The first is volume. A mid-size personal care or household goods brand might manage 3,000 to 8,000 active SKUs across EU markets. Each one needs its own compliant DPP record. Each record needs verified data at the ingredient, material, and packaging level. Multiply the data collection effort by the SKU count and you start to see why companies treating this as a documentation project never finish.
The second is velocity. FMCG formulations change. Packaging substrates change. Contract manufacturers change. In some categories, reformulation happens multiple times a year in response to ingredient availability, cost pressures, or regulatory updates. Every change triggers an update obligation across every affected DPP. Static compliance infrastructure doesn’t survive contact with the rate of change typical in consumer goods.
The third is regulatory overlap. FMCG is the only major DPP sector where two distinct EU regulatory frameworks, ESPR and PPWR, converge on the same physical product. If a product falls under ESPR and requires a DPP, packaging data must be included in that passport, especially when packaging contributes significantly to the product’s environmental impact. Designing separate compliance systems for each regulation isn’t just inefficient. It creates data inconsistencies that become audit liabilities.

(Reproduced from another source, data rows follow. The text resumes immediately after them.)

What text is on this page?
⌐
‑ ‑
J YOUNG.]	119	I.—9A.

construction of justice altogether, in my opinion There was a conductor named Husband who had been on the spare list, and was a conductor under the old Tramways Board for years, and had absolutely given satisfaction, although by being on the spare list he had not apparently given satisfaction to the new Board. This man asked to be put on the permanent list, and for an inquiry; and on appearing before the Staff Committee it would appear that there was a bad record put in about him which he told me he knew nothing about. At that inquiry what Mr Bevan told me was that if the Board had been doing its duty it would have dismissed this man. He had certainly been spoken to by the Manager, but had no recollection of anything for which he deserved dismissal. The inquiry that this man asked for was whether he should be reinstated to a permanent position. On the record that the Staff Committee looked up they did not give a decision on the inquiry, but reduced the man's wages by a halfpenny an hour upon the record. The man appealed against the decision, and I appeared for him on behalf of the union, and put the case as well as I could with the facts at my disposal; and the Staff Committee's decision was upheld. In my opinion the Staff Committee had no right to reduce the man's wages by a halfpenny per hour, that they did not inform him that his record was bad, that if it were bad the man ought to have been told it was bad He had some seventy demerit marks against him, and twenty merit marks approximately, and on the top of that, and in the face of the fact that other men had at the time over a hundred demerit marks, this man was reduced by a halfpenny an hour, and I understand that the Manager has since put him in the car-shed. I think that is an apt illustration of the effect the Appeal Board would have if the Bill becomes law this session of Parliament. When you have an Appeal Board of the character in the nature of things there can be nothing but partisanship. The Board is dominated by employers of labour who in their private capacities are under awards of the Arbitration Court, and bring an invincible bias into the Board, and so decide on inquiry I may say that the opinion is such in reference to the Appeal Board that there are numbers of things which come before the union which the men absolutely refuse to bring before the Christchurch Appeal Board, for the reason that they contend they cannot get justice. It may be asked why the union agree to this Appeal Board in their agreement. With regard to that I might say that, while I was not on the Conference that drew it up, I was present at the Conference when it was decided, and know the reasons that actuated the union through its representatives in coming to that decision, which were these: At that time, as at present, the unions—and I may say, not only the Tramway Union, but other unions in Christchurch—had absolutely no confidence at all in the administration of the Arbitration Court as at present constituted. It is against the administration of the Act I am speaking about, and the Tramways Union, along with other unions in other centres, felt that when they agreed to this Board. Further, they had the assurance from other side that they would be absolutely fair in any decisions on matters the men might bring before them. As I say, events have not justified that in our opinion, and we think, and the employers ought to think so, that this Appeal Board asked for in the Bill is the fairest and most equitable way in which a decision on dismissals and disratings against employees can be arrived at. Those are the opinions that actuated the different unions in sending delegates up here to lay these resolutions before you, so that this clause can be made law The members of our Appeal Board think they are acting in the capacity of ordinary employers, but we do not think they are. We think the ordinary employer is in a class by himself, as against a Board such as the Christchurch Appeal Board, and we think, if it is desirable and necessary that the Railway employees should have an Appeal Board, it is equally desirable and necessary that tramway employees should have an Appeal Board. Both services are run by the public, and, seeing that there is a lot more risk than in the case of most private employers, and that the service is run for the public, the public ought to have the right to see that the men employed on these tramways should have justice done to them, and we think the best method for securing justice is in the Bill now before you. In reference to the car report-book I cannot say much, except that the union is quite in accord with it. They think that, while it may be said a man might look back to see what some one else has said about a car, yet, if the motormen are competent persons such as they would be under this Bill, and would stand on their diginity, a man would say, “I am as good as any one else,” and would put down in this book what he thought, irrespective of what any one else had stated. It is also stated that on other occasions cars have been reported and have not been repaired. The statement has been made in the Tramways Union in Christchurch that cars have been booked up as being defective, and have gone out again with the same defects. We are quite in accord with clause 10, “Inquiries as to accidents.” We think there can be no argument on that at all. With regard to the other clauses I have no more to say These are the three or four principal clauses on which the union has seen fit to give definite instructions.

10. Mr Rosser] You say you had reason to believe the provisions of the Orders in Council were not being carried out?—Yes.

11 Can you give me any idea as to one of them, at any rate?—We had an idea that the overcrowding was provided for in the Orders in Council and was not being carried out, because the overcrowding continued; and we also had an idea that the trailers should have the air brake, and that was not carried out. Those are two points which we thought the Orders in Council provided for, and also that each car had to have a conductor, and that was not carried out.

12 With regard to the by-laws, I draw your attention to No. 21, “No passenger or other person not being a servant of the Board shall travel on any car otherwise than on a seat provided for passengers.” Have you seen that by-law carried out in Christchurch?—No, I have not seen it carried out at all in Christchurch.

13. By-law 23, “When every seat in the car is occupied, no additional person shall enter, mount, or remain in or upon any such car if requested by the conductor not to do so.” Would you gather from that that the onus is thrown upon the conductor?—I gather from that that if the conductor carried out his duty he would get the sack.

Add to that the greenwashing enforcement dimension. The Empowering Consumers for the Green Transition Directive applies from 27 September 2026, restricting generic environmental claims and uncertified labels. For FMCG brands that have spent years making broad sustainability claims on packaging, “naturally derived,” “eco-friendly,” “sustainably sourced,” the DPP becomes the mechanism by which those claims get verified or exposed. A DPP that contradicts the marketing copy on your label is a compliance problem and a brand problem simultaneously.